Of the 14 municipalities and provinces across China that have published their GDP figures in the first half of the year, 10 provincial regions' growth rates dropped compared with the first quarter. Three regions maintained the same growth rate, while one rose.
Provincial governments in China do not release individual figures for the second quarter, and the national GDP figure does not necessarily equal the aggregate of each region's figures.
China's GDP grew 7.5 percent year-on-year in the second quarter, down from 7.7 percent in the first quarter.
Hebei province saw the largest growth drop in the first half among provinces that have released their data so far. Its 8.7 year-on-year GDP growth in the first half was 0.4 percentage point lower than that in the first quarter.
Regional economy experts said Hebei's decline was largely due to the gloomy steel industry, which has been mired in chronic overcapacity. Hebei produces a quarter of China's steel.
Yao Huiqin, deputy director of the Center for Studies of China's Western Economic Development at Northeast University, said: "Hebei is not alone.
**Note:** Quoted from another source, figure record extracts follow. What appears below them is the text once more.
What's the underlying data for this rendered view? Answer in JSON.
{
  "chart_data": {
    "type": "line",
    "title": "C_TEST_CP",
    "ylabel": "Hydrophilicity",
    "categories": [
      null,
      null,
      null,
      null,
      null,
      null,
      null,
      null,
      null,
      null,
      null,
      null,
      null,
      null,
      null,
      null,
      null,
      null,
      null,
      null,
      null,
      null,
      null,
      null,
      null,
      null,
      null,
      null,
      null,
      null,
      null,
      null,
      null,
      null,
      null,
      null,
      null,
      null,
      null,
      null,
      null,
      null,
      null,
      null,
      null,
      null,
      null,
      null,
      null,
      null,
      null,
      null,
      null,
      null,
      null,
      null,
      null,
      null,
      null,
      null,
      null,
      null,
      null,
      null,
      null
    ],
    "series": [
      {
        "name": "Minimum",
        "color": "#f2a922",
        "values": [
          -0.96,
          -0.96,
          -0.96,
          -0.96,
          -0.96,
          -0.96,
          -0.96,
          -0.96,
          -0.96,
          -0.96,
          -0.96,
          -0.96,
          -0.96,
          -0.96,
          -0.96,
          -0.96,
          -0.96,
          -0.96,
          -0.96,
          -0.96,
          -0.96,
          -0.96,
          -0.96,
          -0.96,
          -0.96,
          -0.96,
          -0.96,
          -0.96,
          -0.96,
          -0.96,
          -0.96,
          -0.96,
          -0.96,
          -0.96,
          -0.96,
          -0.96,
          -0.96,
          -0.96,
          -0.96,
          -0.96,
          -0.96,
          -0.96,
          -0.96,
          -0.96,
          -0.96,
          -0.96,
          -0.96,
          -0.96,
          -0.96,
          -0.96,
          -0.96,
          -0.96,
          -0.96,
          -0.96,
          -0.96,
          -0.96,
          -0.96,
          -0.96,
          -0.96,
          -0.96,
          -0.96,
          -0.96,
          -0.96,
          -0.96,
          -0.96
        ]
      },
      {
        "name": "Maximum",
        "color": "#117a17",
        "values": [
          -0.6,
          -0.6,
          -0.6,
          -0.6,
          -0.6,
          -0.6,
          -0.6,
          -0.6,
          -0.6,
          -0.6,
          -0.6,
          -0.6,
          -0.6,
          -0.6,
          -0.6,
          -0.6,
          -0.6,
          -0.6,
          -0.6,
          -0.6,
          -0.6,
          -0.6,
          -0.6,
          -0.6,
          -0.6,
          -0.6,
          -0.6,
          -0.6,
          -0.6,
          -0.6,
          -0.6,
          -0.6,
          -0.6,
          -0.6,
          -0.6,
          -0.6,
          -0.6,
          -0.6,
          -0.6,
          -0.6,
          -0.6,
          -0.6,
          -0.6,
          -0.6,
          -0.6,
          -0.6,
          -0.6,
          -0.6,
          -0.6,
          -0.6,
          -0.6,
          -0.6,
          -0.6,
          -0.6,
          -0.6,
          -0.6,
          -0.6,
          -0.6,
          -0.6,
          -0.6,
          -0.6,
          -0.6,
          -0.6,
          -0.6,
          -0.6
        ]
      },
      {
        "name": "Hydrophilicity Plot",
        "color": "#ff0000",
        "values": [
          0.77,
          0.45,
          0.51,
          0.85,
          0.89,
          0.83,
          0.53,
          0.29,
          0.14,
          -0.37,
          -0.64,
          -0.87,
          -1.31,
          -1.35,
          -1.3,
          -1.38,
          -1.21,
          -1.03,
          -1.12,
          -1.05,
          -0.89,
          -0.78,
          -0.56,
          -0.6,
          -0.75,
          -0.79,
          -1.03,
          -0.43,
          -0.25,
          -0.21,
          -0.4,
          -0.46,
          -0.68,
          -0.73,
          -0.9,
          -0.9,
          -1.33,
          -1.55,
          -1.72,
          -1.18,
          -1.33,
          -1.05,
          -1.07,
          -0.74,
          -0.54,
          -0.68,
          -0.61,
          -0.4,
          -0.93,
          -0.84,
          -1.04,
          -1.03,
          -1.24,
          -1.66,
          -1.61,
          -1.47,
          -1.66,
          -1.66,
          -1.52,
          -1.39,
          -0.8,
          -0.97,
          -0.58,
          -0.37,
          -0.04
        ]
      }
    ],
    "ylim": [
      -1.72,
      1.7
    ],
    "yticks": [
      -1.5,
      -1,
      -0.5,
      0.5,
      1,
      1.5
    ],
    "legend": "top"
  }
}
Other provinces in central and western regions also face greater downside pressures from sluggish pillar sectors, such as mining, steel and metals."
A report published last week on the western region's economic prospects, said the area's greatest weakness is that it still lacks an internal growth engine. The region's industrial revenue growth was not due to technological upgrading or improved competitiveness, but resource exploitation and price rises.
Experts said that provinces with a greater reliance on fixed-asset investment would see their GDP growth come under greater pressure in the second half of this year, as there was little prospect of the central government rolling out a large-scale investment program.
Liang Hong, managing director of China International Capital Corp, said the desired outcome could not be realized if China continued to rely on government-led investment to spur growth.
On the contrary, the leverage level, which is already high, would be pushed higher and resource misallocation would intensify.
In a half-year macroeconomic report, Bank of Communications predicted that though fixed-asset investment may pick up a bit in the second half, it is unlikely to rally, dragged by sluggish manufacturing demand. The bank forecast that fixed-asset investment growth in 2013 would be 20.4 percent, slightly higher than 20.1 percent growth in the first half.
Bank of Communications Chief Economist Lian Ping cautioned that slower household income growth might affect the consumption sector, another important part of the economy. In the first half of this year, urban household disposable income grew just 6.5 percent, 3.2 percentage points lower than a year ago.
Alaistair Chan, a Sydney-based economist with Moody's Analytics, noted that investment contributed 5.9 percentage points to second quarter growth, more than double the 2.5 percentage point contribution from consumption.